我试图在Google平台中作为数据流作业执行apache管道。
我的项目结构如下:
root_dir/
__init__.py
setup.py
main.py
utils/
__init__.py
log_util.py
config_util.py这是我的setup.py
setuptools.setup(
name='dataflow_example',
version='1.0',
install_requires=[
"google-cloud-tasks==2.2.0",
"google-cloud-pubsub>=0.1.0",
"google-cloud-storage==1.39.0",
"google-cloud-bigquery==2.6.2",
"google-cloud-secret-manager==2.0.0",
"google-api-python-client==2.3.0",
"oauth2client==4.1.3",
"apache-beam[gcp]>=2.20.0",
"wheel>=0.36.2"
],
packages=setuptools.find_packages()
)这是我的管道代码:
import math
import apache_beam as beam
from datetime import datetime
from apache_beam.options.pipeline_options import PipelineOptions
from utils.log_util import LogUtil
from utils.config_util import ConfigUtil
class DataflowExample:
config = {}
def __init__(self):
self.config = ConfigUtil.get_config(module_config=["config"])

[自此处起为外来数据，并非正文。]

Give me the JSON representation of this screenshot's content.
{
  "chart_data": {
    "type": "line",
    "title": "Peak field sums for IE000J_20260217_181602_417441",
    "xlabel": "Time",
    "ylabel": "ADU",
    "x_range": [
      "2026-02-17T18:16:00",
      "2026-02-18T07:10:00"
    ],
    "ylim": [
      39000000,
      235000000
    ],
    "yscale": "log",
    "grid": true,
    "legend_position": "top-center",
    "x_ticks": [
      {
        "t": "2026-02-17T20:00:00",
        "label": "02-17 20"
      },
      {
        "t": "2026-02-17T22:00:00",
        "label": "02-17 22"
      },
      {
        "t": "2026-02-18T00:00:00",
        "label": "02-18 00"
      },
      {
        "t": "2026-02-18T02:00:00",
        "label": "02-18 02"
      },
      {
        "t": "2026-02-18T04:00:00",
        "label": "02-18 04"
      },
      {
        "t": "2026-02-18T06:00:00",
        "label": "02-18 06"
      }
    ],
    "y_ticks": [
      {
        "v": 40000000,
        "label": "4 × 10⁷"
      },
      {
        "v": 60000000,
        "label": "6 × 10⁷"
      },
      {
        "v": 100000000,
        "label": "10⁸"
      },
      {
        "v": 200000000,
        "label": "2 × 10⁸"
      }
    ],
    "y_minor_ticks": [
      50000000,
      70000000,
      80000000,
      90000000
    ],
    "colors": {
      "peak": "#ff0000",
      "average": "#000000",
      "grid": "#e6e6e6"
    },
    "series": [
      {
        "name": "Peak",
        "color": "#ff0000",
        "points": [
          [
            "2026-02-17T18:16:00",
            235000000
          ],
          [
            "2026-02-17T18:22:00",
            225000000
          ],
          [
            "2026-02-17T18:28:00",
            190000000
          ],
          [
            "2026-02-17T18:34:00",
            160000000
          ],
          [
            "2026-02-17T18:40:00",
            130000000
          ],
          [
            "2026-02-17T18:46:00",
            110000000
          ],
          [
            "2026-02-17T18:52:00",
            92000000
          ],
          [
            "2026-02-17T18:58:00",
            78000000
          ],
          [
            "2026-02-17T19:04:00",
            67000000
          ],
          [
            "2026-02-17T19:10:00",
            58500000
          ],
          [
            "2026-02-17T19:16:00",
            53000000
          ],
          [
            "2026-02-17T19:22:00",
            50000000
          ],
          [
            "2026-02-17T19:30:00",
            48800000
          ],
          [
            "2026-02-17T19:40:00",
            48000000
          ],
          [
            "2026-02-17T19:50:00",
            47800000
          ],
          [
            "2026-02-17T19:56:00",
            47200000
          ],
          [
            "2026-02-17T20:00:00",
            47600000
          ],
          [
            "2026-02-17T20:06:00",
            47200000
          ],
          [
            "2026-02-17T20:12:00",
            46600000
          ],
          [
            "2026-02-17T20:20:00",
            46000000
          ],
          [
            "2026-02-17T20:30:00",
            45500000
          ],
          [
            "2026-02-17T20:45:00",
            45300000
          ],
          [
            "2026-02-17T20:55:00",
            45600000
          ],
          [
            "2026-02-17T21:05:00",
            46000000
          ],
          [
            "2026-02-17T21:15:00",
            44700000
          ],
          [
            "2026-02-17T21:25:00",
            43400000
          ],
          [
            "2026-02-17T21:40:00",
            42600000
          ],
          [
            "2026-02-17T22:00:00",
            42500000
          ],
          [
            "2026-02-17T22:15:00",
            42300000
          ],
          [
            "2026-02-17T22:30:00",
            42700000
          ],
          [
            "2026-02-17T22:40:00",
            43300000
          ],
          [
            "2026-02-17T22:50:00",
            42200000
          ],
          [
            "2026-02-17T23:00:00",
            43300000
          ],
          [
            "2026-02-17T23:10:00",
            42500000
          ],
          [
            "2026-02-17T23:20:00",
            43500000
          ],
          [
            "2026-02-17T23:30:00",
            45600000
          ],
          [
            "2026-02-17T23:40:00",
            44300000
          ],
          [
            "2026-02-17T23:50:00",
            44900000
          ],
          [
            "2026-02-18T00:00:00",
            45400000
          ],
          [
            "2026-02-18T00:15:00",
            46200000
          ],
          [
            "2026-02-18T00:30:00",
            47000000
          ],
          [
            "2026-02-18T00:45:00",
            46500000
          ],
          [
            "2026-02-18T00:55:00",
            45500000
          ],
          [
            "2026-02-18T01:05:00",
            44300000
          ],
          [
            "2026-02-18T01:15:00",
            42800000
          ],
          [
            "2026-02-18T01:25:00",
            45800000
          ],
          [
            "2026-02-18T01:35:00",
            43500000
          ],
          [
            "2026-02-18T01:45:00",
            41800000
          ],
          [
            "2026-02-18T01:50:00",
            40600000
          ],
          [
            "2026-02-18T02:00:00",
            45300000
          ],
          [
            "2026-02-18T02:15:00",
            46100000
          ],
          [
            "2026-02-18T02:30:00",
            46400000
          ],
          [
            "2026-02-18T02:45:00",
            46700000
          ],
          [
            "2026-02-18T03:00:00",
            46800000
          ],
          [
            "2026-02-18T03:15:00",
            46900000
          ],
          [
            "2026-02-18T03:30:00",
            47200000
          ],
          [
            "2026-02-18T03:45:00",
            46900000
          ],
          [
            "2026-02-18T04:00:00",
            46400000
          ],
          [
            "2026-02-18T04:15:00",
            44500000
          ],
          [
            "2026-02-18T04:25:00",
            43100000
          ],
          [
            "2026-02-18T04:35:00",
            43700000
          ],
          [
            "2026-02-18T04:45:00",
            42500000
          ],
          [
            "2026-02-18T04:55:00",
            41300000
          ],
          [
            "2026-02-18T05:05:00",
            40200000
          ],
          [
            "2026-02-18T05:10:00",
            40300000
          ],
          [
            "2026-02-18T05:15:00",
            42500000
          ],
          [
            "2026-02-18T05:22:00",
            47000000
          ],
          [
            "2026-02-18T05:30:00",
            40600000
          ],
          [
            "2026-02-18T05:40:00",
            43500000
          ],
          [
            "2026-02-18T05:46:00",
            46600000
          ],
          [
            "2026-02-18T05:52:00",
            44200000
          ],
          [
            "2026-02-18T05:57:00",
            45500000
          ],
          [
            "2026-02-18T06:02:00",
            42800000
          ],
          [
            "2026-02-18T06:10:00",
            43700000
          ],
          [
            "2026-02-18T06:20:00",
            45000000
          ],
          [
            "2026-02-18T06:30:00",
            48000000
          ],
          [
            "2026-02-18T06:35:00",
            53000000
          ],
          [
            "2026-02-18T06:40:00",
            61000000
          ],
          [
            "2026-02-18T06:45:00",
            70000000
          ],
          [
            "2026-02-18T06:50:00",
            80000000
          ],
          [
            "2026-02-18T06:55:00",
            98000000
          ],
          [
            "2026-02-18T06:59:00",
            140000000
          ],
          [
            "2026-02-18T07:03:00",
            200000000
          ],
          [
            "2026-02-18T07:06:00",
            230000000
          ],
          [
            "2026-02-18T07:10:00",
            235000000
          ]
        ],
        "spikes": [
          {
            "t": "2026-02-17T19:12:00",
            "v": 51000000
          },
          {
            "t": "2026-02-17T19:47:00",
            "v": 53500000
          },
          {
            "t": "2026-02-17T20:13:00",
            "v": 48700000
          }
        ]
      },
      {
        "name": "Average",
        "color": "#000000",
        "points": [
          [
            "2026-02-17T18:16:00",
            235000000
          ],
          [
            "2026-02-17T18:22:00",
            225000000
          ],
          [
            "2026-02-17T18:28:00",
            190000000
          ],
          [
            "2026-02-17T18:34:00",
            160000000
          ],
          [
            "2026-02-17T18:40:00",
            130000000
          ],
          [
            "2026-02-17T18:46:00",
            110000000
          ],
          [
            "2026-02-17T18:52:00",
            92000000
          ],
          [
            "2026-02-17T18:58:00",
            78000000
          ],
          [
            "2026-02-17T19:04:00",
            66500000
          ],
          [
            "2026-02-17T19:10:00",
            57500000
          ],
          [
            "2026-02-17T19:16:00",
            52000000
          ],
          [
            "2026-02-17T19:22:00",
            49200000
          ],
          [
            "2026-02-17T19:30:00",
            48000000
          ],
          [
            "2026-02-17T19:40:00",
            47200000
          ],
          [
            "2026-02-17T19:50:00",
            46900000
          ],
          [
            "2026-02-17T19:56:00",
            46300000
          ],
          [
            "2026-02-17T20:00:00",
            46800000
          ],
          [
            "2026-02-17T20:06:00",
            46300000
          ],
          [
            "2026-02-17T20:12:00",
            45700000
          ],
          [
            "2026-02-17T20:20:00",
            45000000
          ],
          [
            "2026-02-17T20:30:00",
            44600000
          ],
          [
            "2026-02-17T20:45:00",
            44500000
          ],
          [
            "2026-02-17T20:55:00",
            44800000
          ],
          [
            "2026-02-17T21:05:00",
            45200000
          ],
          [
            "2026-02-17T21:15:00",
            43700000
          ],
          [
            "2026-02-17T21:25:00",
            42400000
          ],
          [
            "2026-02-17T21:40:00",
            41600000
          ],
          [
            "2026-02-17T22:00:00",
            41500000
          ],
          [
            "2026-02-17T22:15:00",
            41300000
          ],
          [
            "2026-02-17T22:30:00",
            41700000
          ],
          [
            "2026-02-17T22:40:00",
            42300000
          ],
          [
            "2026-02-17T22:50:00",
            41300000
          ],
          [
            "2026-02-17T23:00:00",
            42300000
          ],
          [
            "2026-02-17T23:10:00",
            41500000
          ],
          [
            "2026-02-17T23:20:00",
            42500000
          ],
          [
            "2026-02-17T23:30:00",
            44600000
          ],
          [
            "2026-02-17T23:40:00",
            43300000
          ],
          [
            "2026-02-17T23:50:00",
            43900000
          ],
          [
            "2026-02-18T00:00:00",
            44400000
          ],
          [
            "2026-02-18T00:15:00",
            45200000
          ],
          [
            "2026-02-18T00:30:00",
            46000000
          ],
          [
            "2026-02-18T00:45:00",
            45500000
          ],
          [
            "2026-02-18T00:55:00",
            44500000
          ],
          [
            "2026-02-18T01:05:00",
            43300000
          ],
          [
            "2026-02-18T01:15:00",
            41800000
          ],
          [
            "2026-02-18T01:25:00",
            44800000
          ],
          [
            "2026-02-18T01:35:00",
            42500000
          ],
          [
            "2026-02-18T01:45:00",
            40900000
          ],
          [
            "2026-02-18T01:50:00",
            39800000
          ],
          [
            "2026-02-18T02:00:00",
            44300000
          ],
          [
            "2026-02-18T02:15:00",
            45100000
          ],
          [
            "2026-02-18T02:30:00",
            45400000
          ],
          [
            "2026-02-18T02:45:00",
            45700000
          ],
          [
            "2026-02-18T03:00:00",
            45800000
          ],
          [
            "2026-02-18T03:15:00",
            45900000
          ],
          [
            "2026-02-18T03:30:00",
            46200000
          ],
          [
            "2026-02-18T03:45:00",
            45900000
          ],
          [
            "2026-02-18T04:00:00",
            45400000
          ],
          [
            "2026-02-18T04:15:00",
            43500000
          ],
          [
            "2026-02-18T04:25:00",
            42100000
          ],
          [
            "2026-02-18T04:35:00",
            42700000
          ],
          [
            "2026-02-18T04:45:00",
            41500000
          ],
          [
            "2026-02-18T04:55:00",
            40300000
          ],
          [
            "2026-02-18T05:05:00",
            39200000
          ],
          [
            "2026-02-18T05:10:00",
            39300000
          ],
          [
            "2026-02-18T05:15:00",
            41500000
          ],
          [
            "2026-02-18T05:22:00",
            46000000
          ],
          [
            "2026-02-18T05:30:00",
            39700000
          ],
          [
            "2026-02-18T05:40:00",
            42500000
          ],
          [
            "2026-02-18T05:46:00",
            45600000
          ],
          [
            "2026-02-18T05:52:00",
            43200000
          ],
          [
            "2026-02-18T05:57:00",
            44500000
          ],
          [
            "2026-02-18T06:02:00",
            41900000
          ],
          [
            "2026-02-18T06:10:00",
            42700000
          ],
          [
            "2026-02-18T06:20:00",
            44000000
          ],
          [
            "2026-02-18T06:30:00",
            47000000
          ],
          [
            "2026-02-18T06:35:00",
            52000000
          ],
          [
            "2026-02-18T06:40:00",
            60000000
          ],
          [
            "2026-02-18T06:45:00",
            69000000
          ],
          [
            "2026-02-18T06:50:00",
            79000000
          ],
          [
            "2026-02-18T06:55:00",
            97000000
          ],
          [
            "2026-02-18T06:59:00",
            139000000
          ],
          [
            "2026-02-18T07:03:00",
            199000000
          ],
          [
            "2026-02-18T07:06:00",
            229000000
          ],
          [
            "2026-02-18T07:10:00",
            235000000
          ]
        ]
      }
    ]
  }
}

self.project = self.config['project']
self.region = self.config['location']
self.bucket = self.config['core_bucket']
self.batch_size = 10
def execute_pipeline(self):
try:
LogUtil.log_n_notify(log_type="info", msg=f"Dataflow started")
query = "SELECT id, name, company FROM `<bigquery_table>` LIMIT 10"
beam_options = {
"project": self.project,
"region": self.region,
"job_name": "dataflow_example",
"runner": "DataflowRunner",
"temp_location": f"gs://{self.bucket}/temp_location/"
}
options = PipelineOptions(**beam_options, save_main_session=True)
with beam.Pipeline(options=options) as pipeline:
data = (
pipeline
| 'Read from BQ ' >> beam.io.Read(beam.io.ReadFromBigQuery(query=query, use_standard_sql=True))
| 'Count records' >> beam.combiners.Count.Globally()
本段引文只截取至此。